Monday 18 July 2016

Insecurities suck...

Ok, first things first. Please don't tell me I'm pretty, please don't tell me I'm brilliant... I'm most definitely not seeking for these kind of comments. 
I'm writing this in desperation... For advice. 

My insecurities started in school... Probably Sixth Form time when I was 18/19 years old. A lot of crap happened during then... A completely different story. Since then my insecurities have got worse. Since getting in my first long term relationship, I would have thought the unhealthy insecurities would go away... Nope, they're worse than ever! 

The constant, will he won't he leave me and "oh look at that girl, she'd make him happier than me" and "if I wasn't deaf I would be a better person than I am" ... The list is incredibly exhaustive, trust me. As you can see, my thoughts are unhealthy which is why I'm asking for advice preferably from people deaf themselves or also with a disability. Only because the reason I'm insecure is because of my deafness. I come across as untrustworthy, when in fact I know that it's my insecurities causing this. 

It's ruining my life and I feel it's going to stop me from settling down. My hearing will deteriorate eventually and right now I'm on a waiting list for an appointment to find out more about a cochlear implant... No decisions have been made, after all, it takes about 3 years of tests and research before anything happens! 
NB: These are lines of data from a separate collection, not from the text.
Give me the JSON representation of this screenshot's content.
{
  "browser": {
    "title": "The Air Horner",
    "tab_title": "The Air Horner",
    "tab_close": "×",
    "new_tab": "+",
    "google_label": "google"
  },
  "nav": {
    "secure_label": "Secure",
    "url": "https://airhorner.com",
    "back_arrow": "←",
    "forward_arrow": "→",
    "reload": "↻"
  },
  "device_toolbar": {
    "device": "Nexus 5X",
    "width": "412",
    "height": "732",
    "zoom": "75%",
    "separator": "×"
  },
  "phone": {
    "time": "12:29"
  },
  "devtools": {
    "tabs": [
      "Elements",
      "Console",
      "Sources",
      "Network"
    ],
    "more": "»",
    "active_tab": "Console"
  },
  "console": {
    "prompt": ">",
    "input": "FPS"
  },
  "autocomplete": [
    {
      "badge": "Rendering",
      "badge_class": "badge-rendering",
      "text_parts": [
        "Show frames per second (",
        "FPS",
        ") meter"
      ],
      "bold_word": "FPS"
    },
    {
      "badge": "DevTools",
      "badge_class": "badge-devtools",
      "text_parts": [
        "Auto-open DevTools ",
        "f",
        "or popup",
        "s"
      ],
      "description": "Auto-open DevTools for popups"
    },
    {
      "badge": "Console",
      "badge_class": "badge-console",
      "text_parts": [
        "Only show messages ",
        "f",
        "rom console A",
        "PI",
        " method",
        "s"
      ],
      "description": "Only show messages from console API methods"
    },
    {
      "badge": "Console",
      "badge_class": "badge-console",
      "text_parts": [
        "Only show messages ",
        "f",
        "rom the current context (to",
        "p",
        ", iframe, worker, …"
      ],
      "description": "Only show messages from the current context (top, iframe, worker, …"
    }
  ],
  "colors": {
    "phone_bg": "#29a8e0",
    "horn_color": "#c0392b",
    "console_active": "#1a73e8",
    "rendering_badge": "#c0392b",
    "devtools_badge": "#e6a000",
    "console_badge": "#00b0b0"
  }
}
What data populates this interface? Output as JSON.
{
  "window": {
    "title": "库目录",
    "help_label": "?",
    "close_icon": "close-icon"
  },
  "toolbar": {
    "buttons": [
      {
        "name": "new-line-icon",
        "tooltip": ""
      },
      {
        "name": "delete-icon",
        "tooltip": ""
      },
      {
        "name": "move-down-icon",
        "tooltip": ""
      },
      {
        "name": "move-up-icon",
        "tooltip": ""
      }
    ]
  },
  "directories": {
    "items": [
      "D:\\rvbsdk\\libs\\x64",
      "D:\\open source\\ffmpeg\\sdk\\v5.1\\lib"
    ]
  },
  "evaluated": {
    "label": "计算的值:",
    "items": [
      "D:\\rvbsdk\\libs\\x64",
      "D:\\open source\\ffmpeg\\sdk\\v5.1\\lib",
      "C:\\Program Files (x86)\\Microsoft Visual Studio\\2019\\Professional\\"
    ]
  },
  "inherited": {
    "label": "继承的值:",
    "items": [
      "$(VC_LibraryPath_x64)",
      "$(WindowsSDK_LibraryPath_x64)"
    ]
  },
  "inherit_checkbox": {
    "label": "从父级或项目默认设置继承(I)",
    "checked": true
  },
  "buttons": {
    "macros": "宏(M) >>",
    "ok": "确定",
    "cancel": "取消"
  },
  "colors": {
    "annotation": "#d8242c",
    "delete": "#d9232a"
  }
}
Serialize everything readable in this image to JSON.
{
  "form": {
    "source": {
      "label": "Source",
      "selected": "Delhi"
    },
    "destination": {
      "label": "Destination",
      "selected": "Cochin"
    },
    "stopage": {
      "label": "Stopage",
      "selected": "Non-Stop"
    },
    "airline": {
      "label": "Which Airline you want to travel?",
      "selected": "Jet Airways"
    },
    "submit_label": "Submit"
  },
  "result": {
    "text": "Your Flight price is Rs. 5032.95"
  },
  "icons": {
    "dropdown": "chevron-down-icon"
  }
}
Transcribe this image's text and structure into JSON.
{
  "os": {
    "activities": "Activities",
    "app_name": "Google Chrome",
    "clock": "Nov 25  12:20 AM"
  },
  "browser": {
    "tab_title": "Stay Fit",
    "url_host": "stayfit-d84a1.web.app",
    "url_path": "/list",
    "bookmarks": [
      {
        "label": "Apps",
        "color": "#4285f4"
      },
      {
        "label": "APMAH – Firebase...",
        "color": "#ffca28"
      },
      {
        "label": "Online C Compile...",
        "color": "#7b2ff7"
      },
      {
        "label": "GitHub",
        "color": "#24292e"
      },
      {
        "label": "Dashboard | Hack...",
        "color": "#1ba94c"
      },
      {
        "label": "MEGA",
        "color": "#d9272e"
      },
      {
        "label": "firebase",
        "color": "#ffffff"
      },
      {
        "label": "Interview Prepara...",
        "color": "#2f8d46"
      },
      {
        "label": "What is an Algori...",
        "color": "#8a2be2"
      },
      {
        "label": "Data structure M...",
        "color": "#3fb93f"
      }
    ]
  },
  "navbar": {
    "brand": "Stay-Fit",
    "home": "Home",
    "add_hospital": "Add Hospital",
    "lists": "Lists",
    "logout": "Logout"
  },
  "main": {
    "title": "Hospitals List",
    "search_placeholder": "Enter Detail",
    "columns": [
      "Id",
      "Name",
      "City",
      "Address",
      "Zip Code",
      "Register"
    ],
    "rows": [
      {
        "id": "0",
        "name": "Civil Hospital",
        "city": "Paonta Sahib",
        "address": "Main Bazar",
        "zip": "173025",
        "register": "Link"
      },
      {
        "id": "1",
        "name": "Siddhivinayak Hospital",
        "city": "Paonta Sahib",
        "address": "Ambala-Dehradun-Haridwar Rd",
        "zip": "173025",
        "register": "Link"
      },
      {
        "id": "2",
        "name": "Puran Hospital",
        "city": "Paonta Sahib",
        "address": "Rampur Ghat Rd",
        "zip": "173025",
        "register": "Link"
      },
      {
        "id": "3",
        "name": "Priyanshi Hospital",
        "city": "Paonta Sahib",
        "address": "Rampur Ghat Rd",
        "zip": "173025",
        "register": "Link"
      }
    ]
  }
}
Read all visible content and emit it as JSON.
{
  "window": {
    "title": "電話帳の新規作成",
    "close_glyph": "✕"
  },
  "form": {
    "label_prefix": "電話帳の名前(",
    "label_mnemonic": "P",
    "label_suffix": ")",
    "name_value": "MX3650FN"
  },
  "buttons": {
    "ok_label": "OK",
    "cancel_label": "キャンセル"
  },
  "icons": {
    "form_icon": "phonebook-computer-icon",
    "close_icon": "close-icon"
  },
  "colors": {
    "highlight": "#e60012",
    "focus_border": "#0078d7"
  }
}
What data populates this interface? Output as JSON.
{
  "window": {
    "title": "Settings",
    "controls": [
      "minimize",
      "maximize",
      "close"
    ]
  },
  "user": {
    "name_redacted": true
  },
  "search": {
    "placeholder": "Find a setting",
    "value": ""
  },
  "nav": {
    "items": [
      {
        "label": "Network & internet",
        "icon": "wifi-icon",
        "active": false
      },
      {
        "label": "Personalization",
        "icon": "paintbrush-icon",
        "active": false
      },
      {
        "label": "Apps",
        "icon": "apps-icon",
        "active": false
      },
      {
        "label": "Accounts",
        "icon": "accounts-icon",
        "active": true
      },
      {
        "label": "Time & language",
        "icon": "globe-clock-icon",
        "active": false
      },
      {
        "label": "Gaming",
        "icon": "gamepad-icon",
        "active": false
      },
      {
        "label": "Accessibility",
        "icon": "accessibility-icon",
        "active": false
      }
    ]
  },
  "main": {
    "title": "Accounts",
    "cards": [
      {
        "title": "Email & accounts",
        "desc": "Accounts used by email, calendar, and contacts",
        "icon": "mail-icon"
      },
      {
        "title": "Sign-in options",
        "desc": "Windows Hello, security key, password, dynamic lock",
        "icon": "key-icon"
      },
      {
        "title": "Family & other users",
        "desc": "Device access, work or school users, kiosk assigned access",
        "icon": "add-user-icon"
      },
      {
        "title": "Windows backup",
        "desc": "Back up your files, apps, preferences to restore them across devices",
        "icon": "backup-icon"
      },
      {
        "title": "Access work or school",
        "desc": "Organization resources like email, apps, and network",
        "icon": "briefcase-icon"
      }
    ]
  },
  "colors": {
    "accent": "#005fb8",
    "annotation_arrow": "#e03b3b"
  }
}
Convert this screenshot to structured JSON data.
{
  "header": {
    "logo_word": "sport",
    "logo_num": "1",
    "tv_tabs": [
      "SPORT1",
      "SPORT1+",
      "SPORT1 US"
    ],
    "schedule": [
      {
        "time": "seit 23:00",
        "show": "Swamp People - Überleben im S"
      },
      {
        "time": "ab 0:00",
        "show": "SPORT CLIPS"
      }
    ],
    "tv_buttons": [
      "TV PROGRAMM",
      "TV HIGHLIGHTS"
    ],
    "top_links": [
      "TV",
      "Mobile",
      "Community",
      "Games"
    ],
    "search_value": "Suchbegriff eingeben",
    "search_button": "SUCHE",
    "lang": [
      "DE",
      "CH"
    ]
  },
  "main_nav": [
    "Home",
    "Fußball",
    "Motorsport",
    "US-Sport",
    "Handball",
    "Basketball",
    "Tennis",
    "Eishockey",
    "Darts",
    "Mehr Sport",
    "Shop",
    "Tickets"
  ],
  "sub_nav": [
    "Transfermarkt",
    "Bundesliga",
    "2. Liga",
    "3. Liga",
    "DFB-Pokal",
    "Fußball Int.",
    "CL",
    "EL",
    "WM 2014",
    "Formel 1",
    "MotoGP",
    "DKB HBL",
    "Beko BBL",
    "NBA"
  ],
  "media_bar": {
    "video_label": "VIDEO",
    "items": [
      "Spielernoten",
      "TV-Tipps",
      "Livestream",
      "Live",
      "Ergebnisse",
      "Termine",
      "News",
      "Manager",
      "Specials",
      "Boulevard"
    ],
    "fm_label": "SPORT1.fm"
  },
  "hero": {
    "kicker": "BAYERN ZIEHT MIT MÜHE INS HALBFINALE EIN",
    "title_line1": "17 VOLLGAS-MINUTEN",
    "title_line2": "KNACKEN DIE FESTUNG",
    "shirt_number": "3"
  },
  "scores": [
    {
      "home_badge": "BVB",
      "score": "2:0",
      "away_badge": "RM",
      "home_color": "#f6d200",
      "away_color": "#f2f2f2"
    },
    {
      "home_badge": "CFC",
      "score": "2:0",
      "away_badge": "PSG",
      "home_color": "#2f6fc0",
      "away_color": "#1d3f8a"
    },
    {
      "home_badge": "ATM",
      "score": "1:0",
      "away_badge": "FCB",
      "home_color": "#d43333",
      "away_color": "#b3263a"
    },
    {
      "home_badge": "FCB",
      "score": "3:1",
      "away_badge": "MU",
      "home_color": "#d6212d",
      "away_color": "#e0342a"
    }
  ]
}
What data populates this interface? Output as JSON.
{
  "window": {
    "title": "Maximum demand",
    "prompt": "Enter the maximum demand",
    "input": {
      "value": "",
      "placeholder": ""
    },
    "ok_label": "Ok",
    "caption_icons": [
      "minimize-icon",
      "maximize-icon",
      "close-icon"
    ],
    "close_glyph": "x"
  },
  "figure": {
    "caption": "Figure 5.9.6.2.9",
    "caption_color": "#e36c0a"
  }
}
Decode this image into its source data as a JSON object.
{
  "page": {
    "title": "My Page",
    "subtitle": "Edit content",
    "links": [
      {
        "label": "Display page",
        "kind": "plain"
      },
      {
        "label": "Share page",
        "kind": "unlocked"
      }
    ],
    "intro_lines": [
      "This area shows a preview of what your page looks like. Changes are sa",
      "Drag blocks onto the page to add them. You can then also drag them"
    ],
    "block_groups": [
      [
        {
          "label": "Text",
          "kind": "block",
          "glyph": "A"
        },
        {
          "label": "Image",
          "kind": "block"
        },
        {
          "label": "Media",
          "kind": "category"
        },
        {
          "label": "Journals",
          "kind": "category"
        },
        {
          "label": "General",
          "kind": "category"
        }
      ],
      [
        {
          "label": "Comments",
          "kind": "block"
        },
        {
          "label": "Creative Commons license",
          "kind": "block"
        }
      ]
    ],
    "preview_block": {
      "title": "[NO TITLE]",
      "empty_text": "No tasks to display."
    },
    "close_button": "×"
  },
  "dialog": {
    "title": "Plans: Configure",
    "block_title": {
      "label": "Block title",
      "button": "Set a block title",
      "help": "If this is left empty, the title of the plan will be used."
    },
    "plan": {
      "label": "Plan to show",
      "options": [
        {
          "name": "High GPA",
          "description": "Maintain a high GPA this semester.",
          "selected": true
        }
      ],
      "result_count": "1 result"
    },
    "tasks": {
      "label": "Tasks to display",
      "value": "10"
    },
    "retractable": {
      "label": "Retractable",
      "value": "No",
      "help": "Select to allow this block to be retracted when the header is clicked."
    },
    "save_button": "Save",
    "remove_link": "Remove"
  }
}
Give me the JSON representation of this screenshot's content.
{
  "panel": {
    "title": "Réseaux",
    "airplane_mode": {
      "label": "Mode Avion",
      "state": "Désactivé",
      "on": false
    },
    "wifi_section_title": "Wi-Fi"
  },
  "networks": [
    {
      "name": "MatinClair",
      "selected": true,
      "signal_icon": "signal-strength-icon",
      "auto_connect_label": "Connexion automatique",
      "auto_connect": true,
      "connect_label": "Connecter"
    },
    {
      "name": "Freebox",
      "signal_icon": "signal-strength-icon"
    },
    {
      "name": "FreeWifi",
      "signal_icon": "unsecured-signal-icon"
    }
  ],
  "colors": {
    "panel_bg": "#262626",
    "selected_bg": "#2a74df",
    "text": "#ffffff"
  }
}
I just don't feel good enough. It doesn't matter if my loved ones say I am. It's the insecurities and the voices in my head telling me I'm not good enough like "he can do better than you" and "come on surely you can't blame him if he wanted her" and "you're hardly a catch Louise" and "who's going to want to be a deaf carer all their lives looking after you".

I can't help frustrating people. I don't intend to. For example, I frustrated a loved one in London a lot the other day. It's busy with a lot going on. I'm not familiar and I got visually distracted by my surroundings trying to stay aware as well as follow my loved one who was walking ahead. All the noise droned out and the noise was just 'noise' that I couldn't distinguish. It was confusing and made me feel a bit queasy at time... Or maybe that was the heat? 

I know people get frustrated when you don't hear and think you aren't listening, even loved ones, but I don't think they understand how exhausted I get so quickly and the effects of this... Slower processing time, slower reacting, not picking up on speech etc. It's pretty similar to a normal person feeling very tired.... At the end of a long day. This can happen to me in the morning! It's ridiculous! I also get extremely anxious and ask loads of questions when I don't know what's going on. It stresses me out loads! 

I feel so guilty for my loved ones having to be a carer for me when they should be living their lives instead of being 'stuck' with me.

Sunday 17 July 2016

Deaf Girl in Tenerife

So I thought I would write a short blog about my Tenerife adventures with my hearing boyfriend... 

Before going on holiday I had contacted Thomas Cook regarding inflight entertainment and the provision of subtitles... I was let down and incredibly disappointmented to be told that the provision of subtitles was not possible. This made the flight for me particularly boring at points. I did have the lovely company of my boyfriend, but watching the tv screens for me was frustrating as I wasn't able to enjoy the programmes like everyone else! That is a complaint that I will take further at some point.

Apart from that, the flight went smoothly. My tinnitus was particularly bad during and after the flight, stress was involved, but I always find that my tinnitus is worse after landing, probably something to do with the pressure when being up in the air and when your ears go weird...  I absolutely hate that part! 

I've always been impressed with the visual instructions provided on the flights about the emergency procedures. I watched the flight attendant's demonstration, but being able to hear what was said would have been helpful. Unfortunately that isn't possible for me-obviously! So I just read the laminated handout during the demonstration.


The holiday was overall fab. We did plenty of activities! We went to Europe's best water park, Siam Park, a zoo called 'Loro Parque' and we also tried out some water sports! (Fly fish, parascending and jet skiing!). 

All activities were scary as I had to just 'go for it' not really knowing what was going on half the time as I had to leave my hearing aids on the beach. We told the men who took us out into the ocean about my hearing and to my surprise they were absolutely lovely and brilliant about it. Most of the time when I go on holiday the people over there are not understanding at all. Two years ago in Ibiza I went to go jet skiing with my friend and they told me I wasn't aloud to go on my own jet ski as I was deaf. I was so upset, so had to sit on the back of my friend's jet ski. I did get to have a go at it in the end as my parents put a word in and convinced the guy that I'm capable of driving one! I won't even go there... 

These guys in Tenerife were very understanding and even tried to include me. One thing that made me laugh... The guy cranked up the music really loud on the speed boat which meant I could feel the vibrations of the boat... I don't think he fully realised how deaf I was. He was hoping it would allow me to hear, bless him! I wasn't actually too worried about hearing... I was more worried about bloomin' sharks! Don't ask....


 I haven't got any parascending pictures yet as my boyfriend has them on a memory card. I'll make sure I post a few in a different blog another day!


The hotel was amazing too! It looks a bit like a jungle!